MorningWord 6/9/16: What everyone wants, is not what everyone needs

by Dan June 9, 2016 • Commentary• Morning Word

Context matters in most things in life. While the nearly 95% bounce in oil from the February lows might be explained by an uptick in demand, or a decrease in supply, the reality is it has had little to do with either.  For all intents and purposes, the sharp decline in crude started in the second half of 2013 when the Fed floated the trial balloon of a tapering of QE, and then began in earnest when they ended QE in Q4 of 2014 and then the bottom fell out when they ended their zero interest rate policy in December of 2015.

From Bloomberg
From Bloomberg

The subsequent rally from the February lows is the result of the U.S. Fed doing an about-face on their plan to normalize interest rates. That caused the dollar to decline and U.S. Treasury yields to threaten all time lows.  We are back to the ol’ QE playbook.

As my pal Jay Pelosky stated in a guest post the TickerDistrict back in early March from his Itau Global Connections peice, Why the World Needs a Weak Dollar:

Mainly because there are so few other options to lift the global economy and prevent a global slowdown morphing into a global recession. That we are in a global slowdown is news to no one… what comes next is of interest to all – politicians, policymakers and investors alike.

Global growth is under pressure in large part due to three negative and mutually reinforcing feedback loops. These three negative feedback loops are the Fed rate tightening cycle, which remains in place until the Fed says otherwise; China’s economic rebalancing and reform efforts centering around the State Owned Enterprises (SOE); and the general upheaval and dysfunction in the global commodity markets. All three are anti-growth and anti-inflation. The USD links all three together.

Everyone, and I mean everyone needed a little respite from U.S. dollar strength. And they got it. The U.S. Fed once again seems more inline with most other major central banks. What comes next might though, might not exactly be the thing that stimulates growth.

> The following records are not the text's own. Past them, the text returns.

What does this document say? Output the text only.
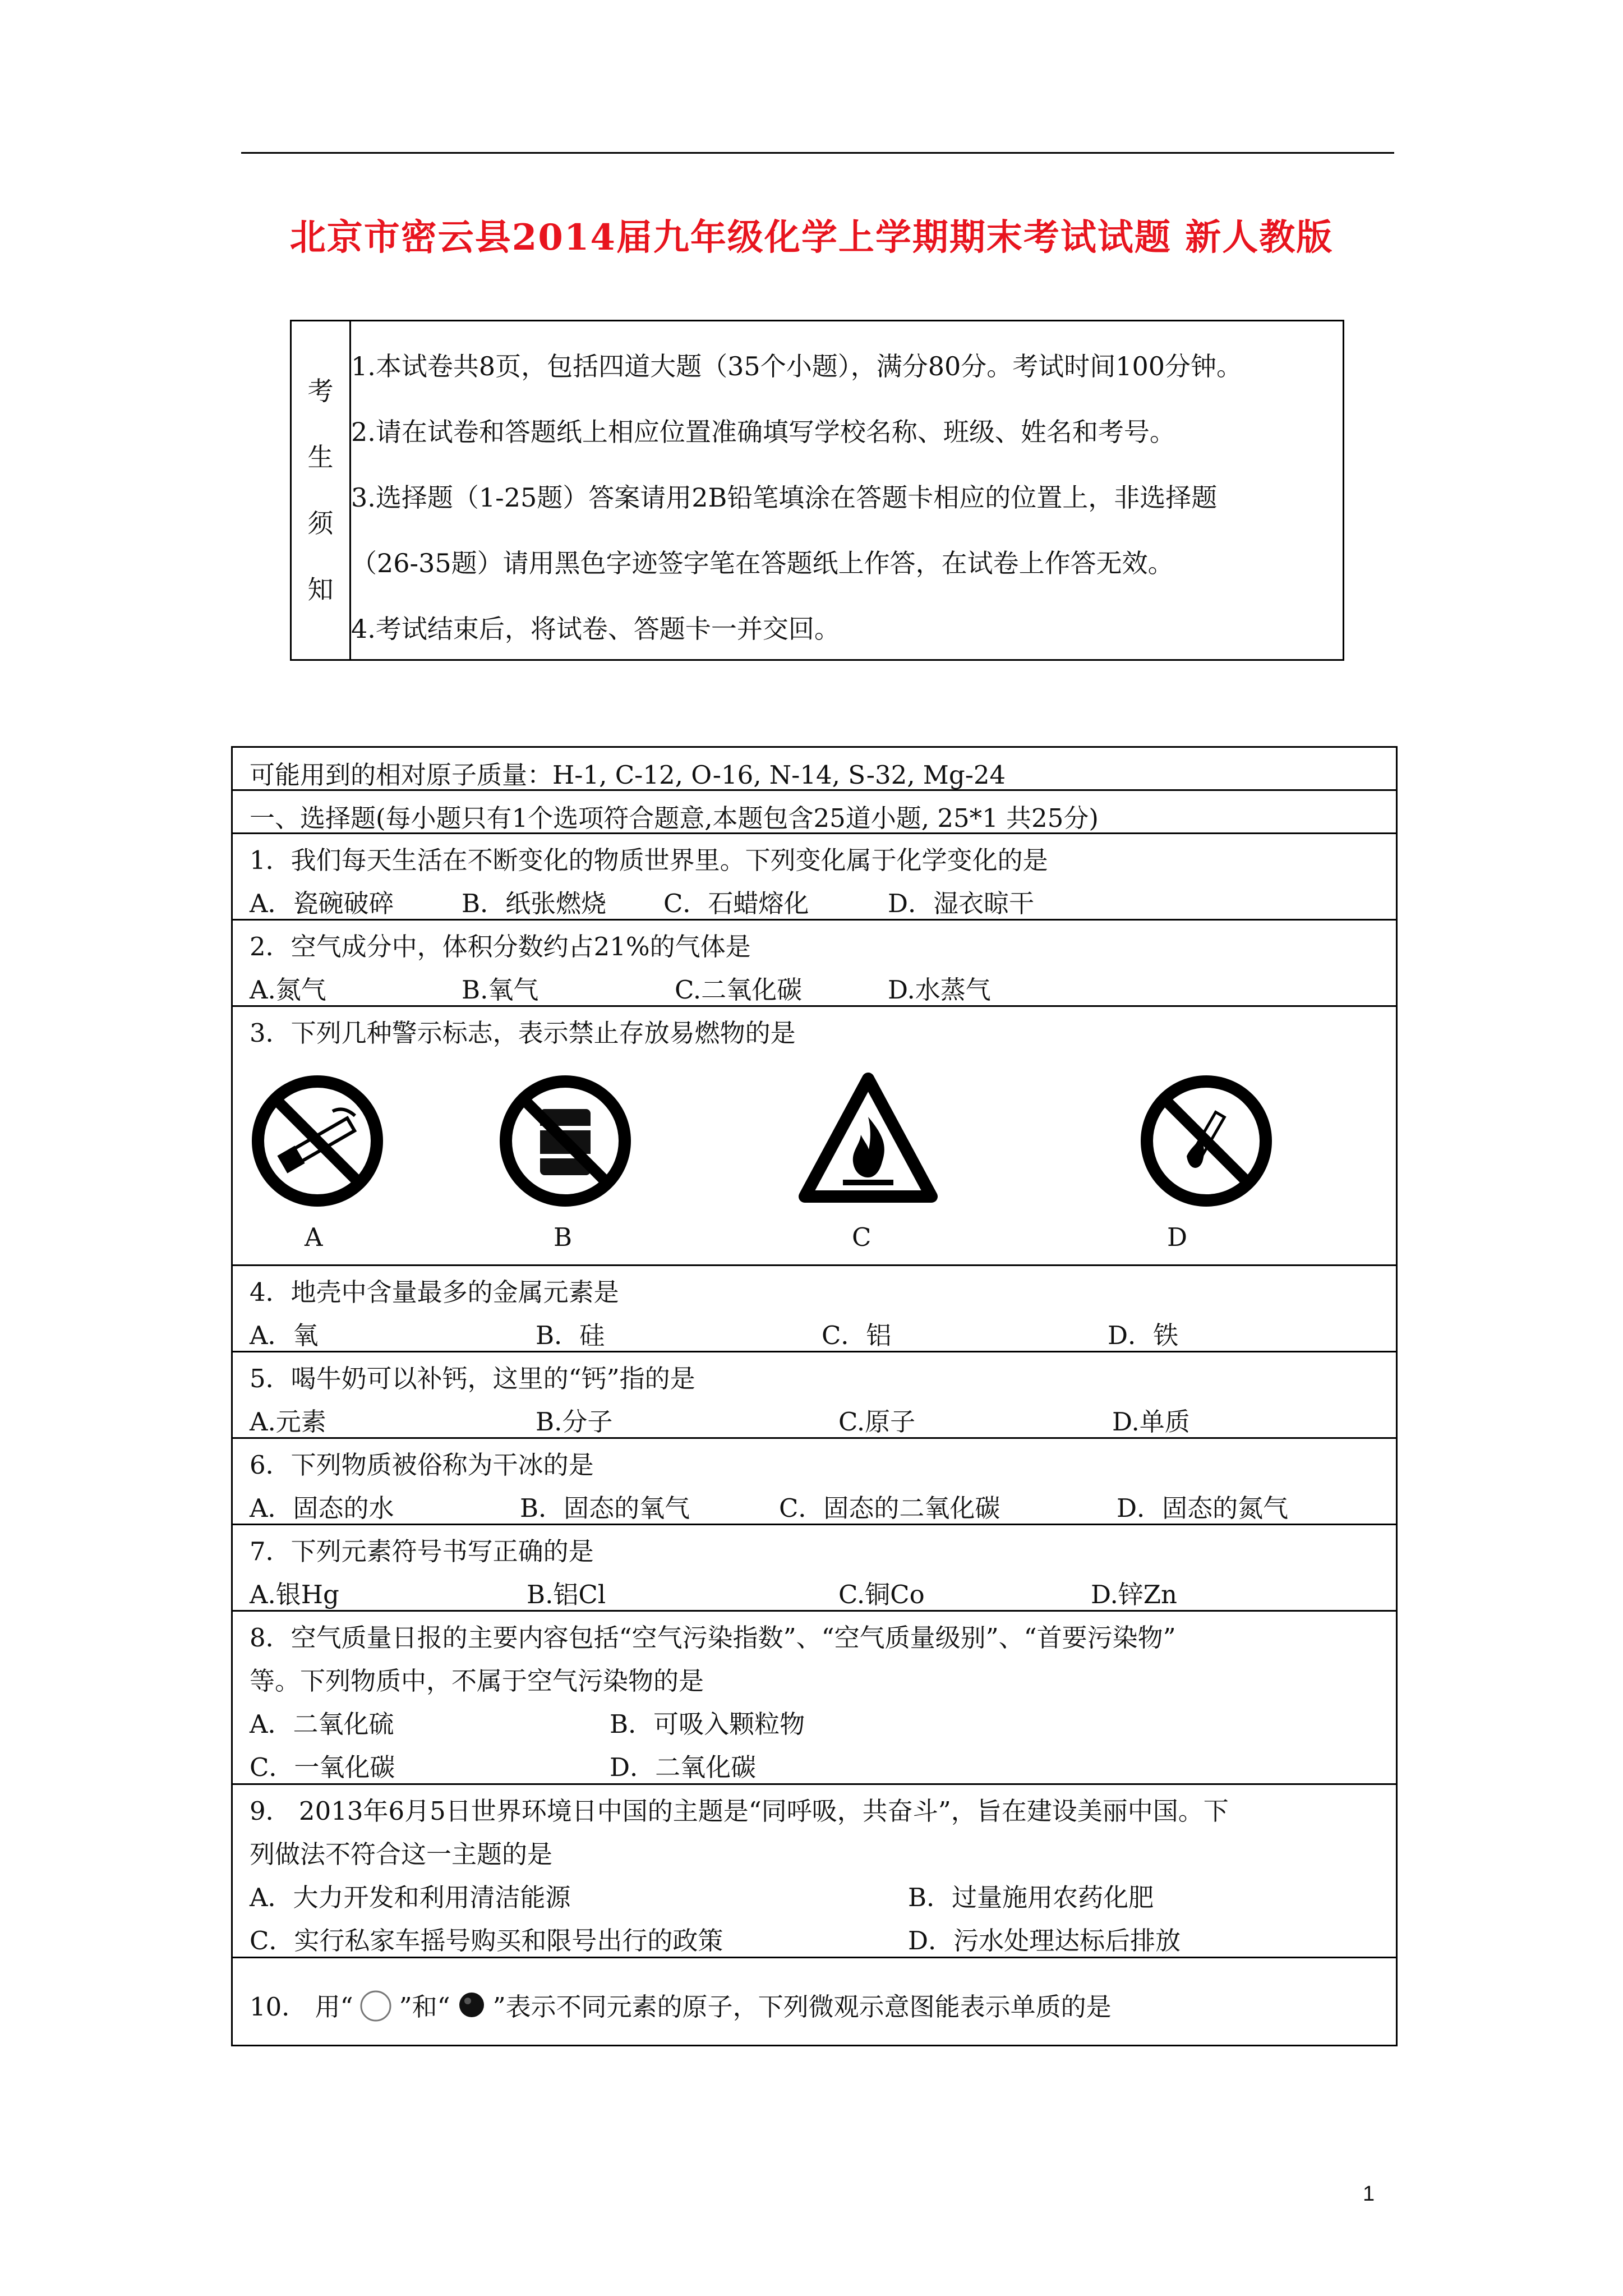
北京市密云县2014届九年级化学上学期期末考试试题 新人教版
考
生
须
知
1.本试卷共8页，包括四道大题（35个小题），满分80分。考试时间100分钟。
2.请在试卷和答题纸上相应位置准确填写学校名称、班级、姓名和考号。
3.选择题（1-25题）答案请用2B铅笔填涂在答题卡相应的位置上，非选择题
（26-35题）请用黑色字迹签字笔在答题纸上作答，在试卷上作答无效。
4.考试结束后，将试卷、答题卡一并交回。
可能用到的相对原子质量：H-1, C-12, O-16, N-14, S-32, Mg-24
一、选择题(每小题只有1个选项符合题意,本题包含25道小题, 25*1 共25分)
1．我们每天生活在不断变化的物质世界里。下列变化属于化学变化的是
A．瓷碗破碎	B．纸张燃烧 C．石蜡熔化	D．湿衣晾干
2．空气成分中，体积分数约占21%的气体是
A.氮气	B.氧气	C.二氧化碳	D.水蒸气
3．下列几种警示标志，表示禁止存放易燃物的是
A	B	C	D
4．地壳中含量最多的金属元素是
A．氧	B．硅	C．铝	D．铁
5．喝牛奶可以补钙，这里的“钙”指的是
A.元素	B.分子	C.原子	D.单质
6．下列物质被俗称为干冰的是
A．固态的水	B．固态的氧气	C．固态的二氧化碳	D．固态的氮气
7．下列元素符号书写正确的是
A.银Hg	B.铝Cl	C.铜Co	D.锌Zn
8．空气质量日报的主要内容包括“空气污染指数”、“空气质量级别”、“首要污染物”
等。下列物质中，不属于空气污染物的是
A．二氧化硫	B．可吸入颗粒物
C．一氧化碳	D．二氧化碳
9． 2013年6月5日世界环境日中国的主题是“同呼吸，共奋斗”，旨在建设美丽中国。下
列做法不符合这一主题的是
A．大力开发和利用清洁能源	B．过量施用农药化肥
C．实行私家车摇号购买和限号出行的政策	D．污水处理达标后排放
10． 用“ ”和“ ”表示不同元素的原子，下列微观示意图能表示单质的是
1
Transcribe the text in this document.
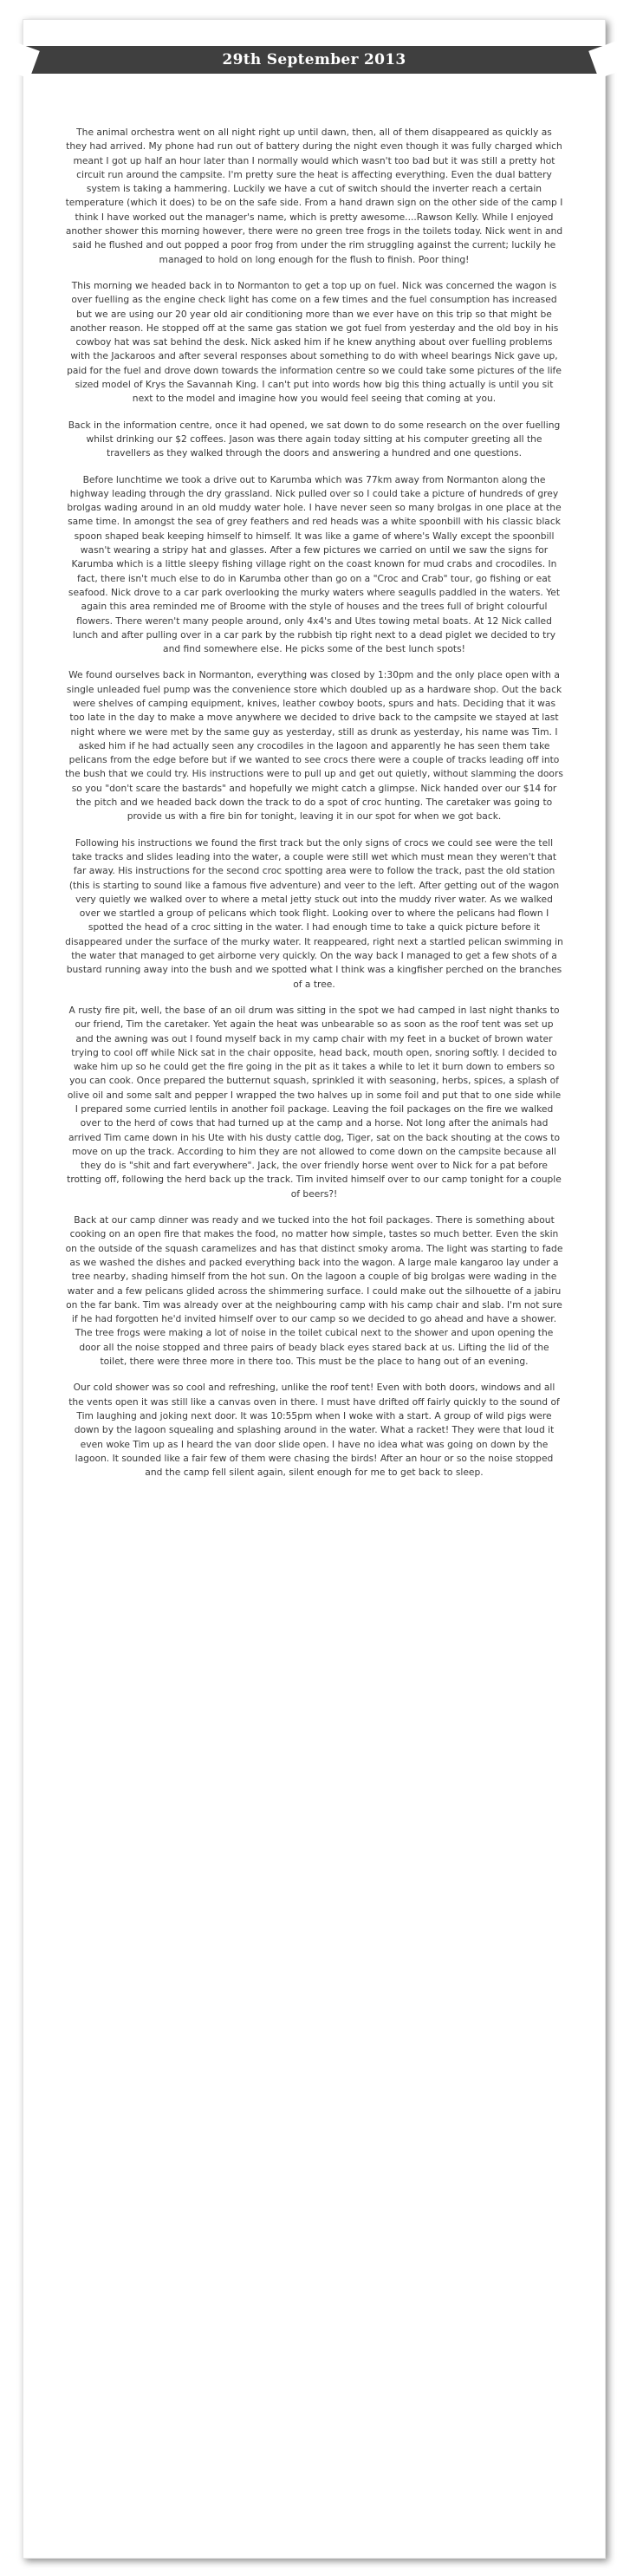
29th September 2013

The animal orchestra went on all night right up until dawn, then, all of them disappeared as quickly as they had arrived. My phone had run out of battery during the night even though it was fully charged which meant I got up half an hour later than I normally would which wasn't too bad but it was still a pretty hot circuit run around the campsite. I'm pretty sure the heat is affecting everything. Even the dual battery system is taking a hammering. Luckily we have a cut of switch should the inverter reach a certain temperature (which it does) to be on the safe side. From a hand drawn sign on the other side of the camp I think I have worked out the manager's name, which is pretty awesome....Rawson Kelly. While I enjoyed another shower this morning however, there were no green tree frogs in the toilets today. Nick went in and said he flushed and out popped a poor frog from under the rim struggling against the current; luckily he managed to hold on long enough for the flush to finish. Poor thing!

This morning we headed back in to Normanton to get a top up on fuel. Nick was concerned the wagon is over fuelling as the engine check light has come on a few times and the fuel consumption has increased but we are using our 20 year old air conditioning more than we ever have on this trip so that might be another reason. He stopped off at the same gas station we got fuel from yesterday and the old boy in his cowboy hat was sat behind the desk. Nick asked him if he knew anything about over fuelling problems with the Jackaroos and after several responses about something to do with wheel bearings Nick gave up, paid for the fuel and drove down towards the information centre so we could take some pictures of the life sized model of Krys the Savannah King. I can't put into words how big this thing actually is until you sit next to the model and imagine how you would feel seeing that coming at you.

Back in the information centre, once it had opened, we sat down to do some research on the over fuelling whilst drinking our $2 coffees. Jason was there again today sitting at his computer greeting all the travellers as they walked through the doors and answering a hundred and one questions.

Before lunchtime we took a drive out to Karumba which was 77km away from Normanton along the highway leading through the dry grassland. Nick pulled over so I could take a picture of hundreds of grey brolgas wading around in an old muddy water hole. I have never seen so many brolgas in one place at the same time. In amongst the sea of grey feathers and red heads was a white spoonbill with his classic black spoon shaped beak keeping himself to himself. It was like a game of where's Wally except the spoonbill wasn't wearing a stripy hat and glasses. After a few pictures we carried on until we saw the signs for Karumba which is a little sleepy fishing village right on the coast known for mud crabs and crocodiles. In fact, there isn't much else to do in Karumba other than go on a "Croc and Crab" tour, go fishing or eat seafood. Nick drove to a car park overlooking the murky waters where seagulls paddled in the waters. Yet again this area reminded me of Broome with the style of houses and the trees full of bright colourful flowers. There weren't many people around, only 4x4's and Utes towing metal boats. At 12 Nick called lunch and after pulling over in a car park by the rubbish tip right next to a dead piglet we decided to try and find somewhere else. He picks some of the best lunch spots!

We found ourselves back in Normanton, everything was closed by 1:30pm and the only place open with a single unleaded fuel pump was the convenience store which doubled up as a hardware shop. Out the back were shelves of camping equipment, knives, leather cowboy boots, spurs and hats. Deciding that it was too late in the day to make a move anywhere we decided to drive back to the campsite we stayed at last night where we were met by the same guy as yesterday, still as drunk as yesterday, his name was Tim. I asked him if he had actually seen any crocodiles in the lagoon and apparently he has seen them take pelicans from the edge before but if we wanted to see crocs there were a couple of tracks leading off into the bush that we could try. His instructions were to pull up and get out quietly, without slamming the doors so you "don't scare the bastards" and hopefully we might catch a glimpse. Nick handed over our $14 for the pitch and we headed back down the track to do a spot of croc hunting. The caretaker was going to provide us with a fire bin for tonight, leaving it in our spot for when we got back.

Following his instructions we found the first track but the only signs of crocs we could see were the tell take tracks and slides leading into the water, a couple were still wet which must mean they weren't that far away. His instructions for the second croc spotting area were to follow the track, past the old station (this is starting to sound like a famous five adventure) and veer to the left. After getting out of the wagon very quietly we walked over to where a metal jetty stuck out into the muddy river water. As we walked over we startled a group of pelicans which took flight. Looking over to where the pelicans had flown I spotted the head of a croc sitting in the water. I had enough time to take a quick picture before it disappeared under the surface of the murky water. It reappeared, right next a startled pelican swimming in the water that managed to get airborne very quickly. On the way back I managed to get a few shots of a bustard running away into the bush and we spotted what I think was a kingfisher perched on the branches of a tree.

A rusty fire pit, well, the base of an oil drum was sitting in the spot we had camped in last night thanks to our friend, Tim the caretaker. Yet again the heat was unbearable so as soon as the roof tent was set up and the awning was out I found myself back in my camp chair with my feet in a bucket of brown water trying to cool off while Nick sat in the chair opposite, head back, mouth open, snoring softly. I decided to wake him up so he could get the fire going in the pit as it takes a while to let it burn down to embers so you can cook. Once prepared the butternut squash, sprinkled it with seasoning, herbs, spices, a splash of olive oil and some salt and pepper I wrapped the two halves up in some foil and put that to one side while I prepared some curried lentils in another foil package. Leaving the foil packages on the fire we walked over to the herd of cows that had turned up at the camp and a horse. Not long after the animals had arrived Tim came down in his Ute with his dusty cattle dog, Tiger, sat on the back shouting at the cows to move on up the track. According to him they are not allowed to come down on the campsite because all they do is "shit and fart everywhere". Jack, the over friendly horse went over to Nick for a pat before trotting off, following the herd back up the track. Tim invited himself over to our camp tonight for a couple of beers?!

Back at our camp dinner was ready and we tucked into the hot foil packages. There is something about cooking on an open fire that makes the food, no matter how simple, tastes so much better. Even the skin on the outside of the squash caramelizes and has that distinct smoky aroma. The light was starting to fade as we washed the dishes and packed everything back into the wagon. A large male kangaroo lay under a tree nearby, shading himself from the hot sun. On the lagoon a couple of big brolgas were wading in the water and a few pelicans glided across the shimmering surface. I could make out the silhouette of a jabiru on the far bank. Tim was already over at the neighbouring camp with his camp chair and slab. I'm not sure if he had forgotten he'd invited himself over to our camp so we decided to go ahead and have a shower. The tree frogs were making a lot of noise in the toilet cubical next to the shower and upon opening the door all the noise stopped and three pairs of beady black eyes stared back at us. Lifting the lid of the toilet, there were three more in there too. This must be the place to hang out of an evening.

Our cold shower was so cool and refreshing, unlike the roof tent! Even with both doors, windows and all the vents open it was still like a canvas oven in there. I must have drifted off fairly quickly to the sound of Tim laughing and joking next door. It was 10:55pm when I woke with a start. A group of wild pigs were down by the lagoon squealing and splashing around in the water. What a racket! They were that loud it even woke Tim up as I heard the van door slide open. I have no idea what was going on down by the lagoon. It sounded like a fair few of them were chasing the birds! After an hour or so the noise stopped and the camp fell silent again, silent enough for me to get back to sleep.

For risk assets, the very financial conditions that caused the Fed to halt their hiking bias earlier in the year have by most measures eased dramatically, with the S&P 500 (SPX) within 1.5% from its all time highs, equity vol in one of those QE/ZIRP induced dirtnaps, high yield credit (HYG) at 2016 highs, as is oil and most other industrial commodities. This all makes some sense because of the dollar move, and what was clearly an overshot to the downside in Jan/Feb and now the last few months with investors caught off-sides.

But I see two scenarios in the coming months, neither great for U.S. stocks:

1st, the U.S. Fed surprises the world with a rate hike in June or July (this is highly unlikely with current probabilities based on Fed Fund Futures at 0% and 18% respectively, down from 35% and 55% just 3 weeks ago) and most risk assets correct 5 to 10%.

Or 2nd, the U.S. Fed does nothing and remains vague about the course of monetary policy. This would cause increased uncertainty and Treasury yields make new lows, causing investor panic that the U.S. Fed lacks ammo if in fact we and the globe do in fact have a recession. In this scenario I think investors will focus on the countries and regions like Japan and Europe which make up the majority of sovereign debt in negative yields and consider just how their equity markets have fared over the last year as negatively yielding sovereign debt has exploded from $1 trillion to $10.5 trillion. Spoiler Alert: the Nikkei is down 20% from its 52 week year ago highs, as is the Euro Stoxx 50 (SX5E).

While the SPX may certainly make an attempt at a new high, I doubt it will stick and I worry that what everyone wants, is not exactly what everyone needs. Committing new capital to U.S. equities because “economic conditions” have eased on the stabilization of oil, the decline of the dollar and weakening Treasury yields seems like a fairly dangerous cocktail at this stage of the bull market and economic expansion that started in early 2009, which for all intents and purposes has yielded few sustainable growth antidotes other than inflating risk assets.